Voici donc le compte rendu de la journée du jeudi passée à La Havane. Toutes les photos du monde ne permettront pas de rendre compte de ce que nous avons pu ressentir lors de cette journée tellement spéciale. Pour tenter de comprendre, imaginez la situation suivante :

- 35°
- Un brouhaha permanent (voitures, klaxons, travaux, gens qui parlent fort)
- Une forte odeur que cela vienne des travaux comme de la saleté
- Des petites rues étroites dans la vieille Havane
- Un sentiment de ville en ruine

Tentez de garder ça en tête pendant la lecture de cet article, accrochez votre ceinture et ne sortez pas les bras tant que la manège n'est pas arrêté.
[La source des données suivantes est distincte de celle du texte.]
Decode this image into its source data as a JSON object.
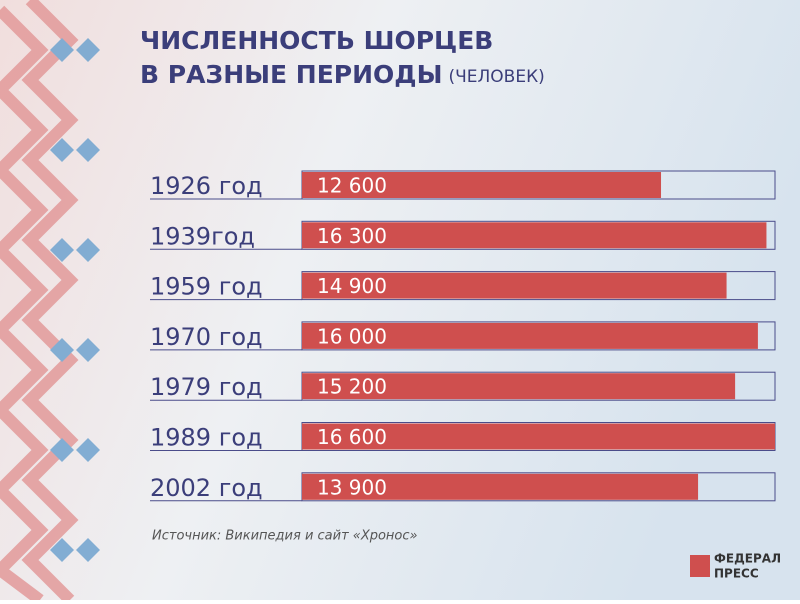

La Havane, c'est parti !

Il est presque 11h lorsque le car sort du tunnel de La Havane, après presque 3h de route pour 130km, nous y sommes. J'avais bien lu le guide de voyage durant le début de la semaine, nous sommes censés arriver par l'Ouest de la ville et nous souhaitons aller à l'Est c'est-à-dire au centre ville. Le chauffeur annonce -de manière à peine audible- la premier arrêt. Stupeur les 3/4 des passagers descendent. "Tiens ils sont bizarres eux, ils descendent tous là alors que le centre ville est à l'autre bout de la ville".
Le bus reprend son trajet, nous passons l'université, le cimetierre Christophe Colomb puis pénétrons dans le quartier nommé El Nuevo Vedado. Bizarre, ce quartier est à l'Ouest de la ville. Ah mais j'y suis ! Nous venons de Varadero et Varadero est à l'Est de la Havane et non à l'Ouest ! Nous avons donc raté l'arrêt centre ville et nous retrouverons de l'autre côté de La Havane ! Cela nous coûtera une taxi...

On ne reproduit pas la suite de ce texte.